Como cualquier otra persona caminaba yo por la vereda cuando, de pronto, el cabello se me llenó de cenizas y ese olor a humo me retorció el estómago. ¡Pero nada veía yo que ardiera! Nada de nada, solo personas tranquilas. Hasta que esas personas tranquilas dejaron de ser personas tranquilas y con sus dedos apuntaban en una misma dirección, como si se les fuese la vida en ello. Otros tantos tenían sus teléfonos celulares en mano. A mí me bastó con girar la cabeza y observar aquella atrocidad: ¡Nuestra Señora era devorada por las llamas! ¡Qué dolor inundó mi pecho, qué tristeza la que me consumía, qué desgracia la que ocurría frente a mis milenarios ojitos! Y yo que llevaba tantísimos años por la vereda, anonadado por su hermosura. Ahora, solo vería cenizas, ¡sí, cenizas! Lo más triste de mi historia es que, todos observaban y no hacían nada por intentar apaciguar el fuego. Sin embargo, yo no estaba dispuesto a dejar que tal preciosura se destruyera tan fácilmente, ¿que qué hice? Pues me desvié de mi eterna vereda y me adentré en Nuestra Señora.

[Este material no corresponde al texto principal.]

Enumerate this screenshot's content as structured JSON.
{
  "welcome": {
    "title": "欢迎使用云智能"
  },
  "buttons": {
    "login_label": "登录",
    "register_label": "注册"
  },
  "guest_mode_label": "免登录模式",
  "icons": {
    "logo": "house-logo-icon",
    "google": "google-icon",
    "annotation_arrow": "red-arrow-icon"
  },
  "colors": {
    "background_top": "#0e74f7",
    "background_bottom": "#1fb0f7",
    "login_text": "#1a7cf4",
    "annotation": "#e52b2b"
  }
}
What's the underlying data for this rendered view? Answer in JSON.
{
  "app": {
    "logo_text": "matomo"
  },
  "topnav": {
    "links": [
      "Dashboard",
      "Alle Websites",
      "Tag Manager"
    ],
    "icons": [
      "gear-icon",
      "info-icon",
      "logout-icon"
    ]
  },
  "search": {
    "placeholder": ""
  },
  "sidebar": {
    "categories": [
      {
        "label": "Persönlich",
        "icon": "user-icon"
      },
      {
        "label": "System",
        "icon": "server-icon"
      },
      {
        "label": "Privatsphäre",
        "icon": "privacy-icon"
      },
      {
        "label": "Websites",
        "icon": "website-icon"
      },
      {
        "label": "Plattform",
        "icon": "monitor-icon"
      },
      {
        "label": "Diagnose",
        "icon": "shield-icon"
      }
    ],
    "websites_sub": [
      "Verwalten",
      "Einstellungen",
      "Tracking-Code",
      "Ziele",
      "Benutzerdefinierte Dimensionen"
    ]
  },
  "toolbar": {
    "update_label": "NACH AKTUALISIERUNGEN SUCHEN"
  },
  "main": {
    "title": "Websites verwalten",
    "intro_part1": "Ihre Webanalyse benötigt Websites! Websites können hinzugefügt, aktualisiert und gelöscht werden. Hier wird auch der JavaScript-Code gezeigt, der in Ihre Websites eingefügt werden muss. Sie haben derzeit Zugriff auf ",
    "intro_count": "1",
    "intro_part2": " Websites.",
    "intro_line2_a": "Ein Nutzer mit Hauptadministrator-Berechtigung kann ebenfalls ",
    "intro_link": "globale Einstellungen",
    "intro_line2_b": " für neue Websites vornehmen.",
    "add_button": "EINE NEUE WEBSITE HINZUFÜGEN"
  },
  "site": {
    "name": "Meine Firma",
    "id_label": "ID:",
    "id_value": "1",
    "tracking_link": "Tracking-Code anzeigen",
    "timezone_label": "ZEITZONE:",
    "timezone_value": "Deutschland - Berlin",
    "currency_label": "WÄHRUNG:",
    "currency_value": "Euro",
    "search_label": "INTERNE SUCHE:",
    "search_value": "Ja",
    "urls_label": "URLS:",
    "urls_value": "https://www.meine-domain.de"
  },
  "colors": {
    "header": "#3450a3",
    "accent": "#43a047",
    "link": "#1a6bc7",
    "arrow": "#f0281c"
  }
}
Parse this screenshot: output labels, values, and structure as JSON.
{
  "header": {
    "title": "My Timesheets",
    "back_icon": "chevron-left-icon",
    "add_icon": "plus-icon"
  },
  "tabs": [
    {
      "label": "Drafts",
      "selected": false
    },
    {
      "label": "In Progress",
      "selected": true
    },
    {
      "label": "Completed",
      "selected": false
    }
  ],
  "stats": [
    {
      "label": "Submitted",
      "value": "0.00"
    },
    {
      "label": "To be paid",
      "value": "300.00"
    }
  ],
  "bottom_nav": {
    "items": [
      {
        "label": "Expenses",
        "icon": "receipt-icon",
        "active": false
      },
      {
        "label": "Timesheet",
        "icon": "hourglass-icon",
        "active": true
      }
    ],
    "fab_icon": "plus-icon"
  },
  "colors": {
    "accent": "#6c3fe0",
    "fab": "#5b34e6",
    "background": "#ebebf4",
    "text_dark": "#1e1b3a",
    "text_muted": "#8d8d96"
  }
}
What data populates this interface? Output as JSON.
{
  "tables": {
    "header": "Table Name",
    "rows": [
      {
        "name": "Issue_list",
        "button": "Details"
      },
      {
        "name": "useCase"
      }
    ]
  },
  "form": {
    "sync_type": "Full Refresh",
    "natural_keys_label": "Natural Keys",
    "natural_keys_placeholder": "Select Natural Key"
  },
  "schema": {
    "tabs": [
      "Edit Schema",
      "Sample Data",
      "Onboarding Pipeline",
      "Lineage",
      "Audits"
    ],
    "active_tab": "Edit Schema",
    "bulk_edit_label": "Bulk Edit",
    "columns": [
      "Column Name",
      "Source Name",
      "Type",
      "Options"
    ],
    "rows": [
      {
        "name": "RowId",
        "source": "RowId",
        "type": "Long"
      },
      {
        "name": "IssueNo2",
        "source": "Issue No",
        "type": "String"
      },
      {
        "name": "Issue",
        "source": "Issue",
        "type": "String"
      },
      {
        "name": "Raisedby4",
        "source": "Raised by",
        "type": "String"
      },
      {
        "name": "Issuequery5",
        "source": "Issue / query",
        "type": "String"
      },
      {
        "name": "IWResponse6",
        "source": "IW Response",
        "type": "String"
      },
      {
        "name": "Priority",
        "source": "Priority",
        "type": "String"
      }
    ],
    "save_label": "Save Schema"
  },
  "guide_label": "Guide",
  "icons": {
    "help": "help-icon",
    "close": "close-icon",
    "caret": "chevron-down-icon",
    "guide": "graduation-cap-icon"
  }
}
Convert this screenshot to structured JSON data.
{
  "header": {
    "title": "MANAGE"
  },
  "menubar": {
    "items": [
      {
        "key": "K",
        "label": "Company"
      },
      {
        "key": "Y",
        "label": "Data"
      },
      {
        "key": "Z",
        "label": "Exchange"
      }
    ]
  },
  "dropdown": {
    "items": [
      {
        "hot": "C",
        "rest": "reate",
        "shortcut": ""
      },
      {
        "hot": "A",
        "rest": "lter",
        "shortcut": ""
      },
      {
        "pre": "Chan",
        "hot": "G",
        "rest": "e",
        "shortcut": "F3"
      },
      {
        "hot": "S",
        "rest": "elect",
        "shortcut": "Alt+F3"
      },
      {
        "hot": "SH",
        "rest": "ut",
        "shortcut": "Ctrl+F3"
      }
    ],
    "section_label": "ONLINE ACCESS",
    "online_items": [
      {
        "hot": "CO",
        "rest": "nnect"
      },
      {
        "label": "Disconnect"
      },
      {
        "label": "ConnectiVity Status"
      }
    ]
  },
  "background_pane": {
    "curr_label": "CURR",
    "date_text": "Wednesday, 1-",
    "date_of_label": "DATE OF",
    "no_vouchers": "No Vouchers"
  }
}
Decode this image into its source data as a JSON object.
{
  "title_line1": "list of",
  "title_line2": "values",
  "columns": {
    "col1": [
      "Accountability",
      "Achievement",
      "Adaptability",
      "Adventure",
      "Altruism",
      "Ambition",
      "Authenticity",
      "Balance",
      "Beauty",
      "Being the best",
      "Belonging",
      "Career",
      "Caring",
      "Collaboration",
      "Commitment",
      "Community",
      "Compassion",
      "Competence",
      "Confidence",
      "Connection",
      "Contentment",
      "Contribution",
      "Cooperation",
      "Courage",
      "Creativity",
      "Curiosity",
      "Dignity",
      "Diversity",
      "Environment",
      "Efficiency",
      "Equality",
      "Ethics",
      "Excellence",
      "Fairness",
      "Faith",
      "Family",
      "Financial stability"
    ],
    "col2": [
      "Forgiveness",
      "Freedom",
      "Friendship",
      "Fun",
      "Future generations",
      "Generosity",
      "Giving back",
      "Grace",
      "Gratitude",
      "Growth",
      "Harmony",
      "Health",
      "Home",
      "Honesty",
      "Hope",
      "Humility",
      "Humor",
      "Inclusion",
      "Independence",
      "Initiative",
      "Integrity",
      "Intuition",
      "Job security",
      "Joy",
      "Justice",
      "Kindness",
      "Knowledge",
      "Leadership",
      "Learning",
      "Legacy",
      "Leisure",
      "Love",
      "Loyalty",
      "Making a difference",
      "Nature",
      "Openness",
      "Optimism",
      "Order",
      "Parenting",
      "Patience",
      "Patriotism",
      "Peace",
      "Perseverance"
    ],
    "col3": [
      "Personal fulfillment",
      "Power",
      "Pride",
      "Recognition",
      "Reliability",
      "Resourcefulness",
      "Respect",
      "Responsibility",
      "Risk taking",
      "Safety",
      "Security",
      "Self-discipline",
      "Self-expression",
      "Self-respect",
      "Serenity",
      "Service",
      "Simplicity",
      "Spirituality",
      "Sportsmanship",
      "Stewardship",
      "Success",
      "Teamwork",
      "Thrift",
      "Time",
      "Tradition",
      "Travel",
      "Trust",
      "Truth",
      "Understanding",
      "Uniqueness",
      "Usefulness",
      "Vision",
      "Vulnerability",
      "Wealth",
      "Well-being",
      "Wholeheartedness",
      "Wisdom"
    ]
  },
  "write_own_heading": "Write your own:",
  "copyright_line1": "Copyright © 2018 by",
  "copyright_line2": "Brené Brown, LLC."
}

¡Ay, pero qué furia tan inexplicable la que me atacó cuando recordé lo que era y lo que no podía hacer! Con razón que nadie me prestaba su atención, ¡invisible, sí, eso era! Un maldito y desahuciado fantasma de Nuestra Señora, eso era yo, ¡y todavía me creía alguien en la vereda!
Entonces no pude hacer nada, ni siquiera entregar mi vida por Nuestra Señora. Lo único que pude hacer fue tratar de reparar mi corazón; el mismo estaba destrozado en innumerables piezas, y cada una era un recuerdo, un maldito recuerdo. Y con las fantasmagóricas lágrimas que no sentía al borde, me dediqué a leer una vez más mi querido libro: Nuestra Señora de París.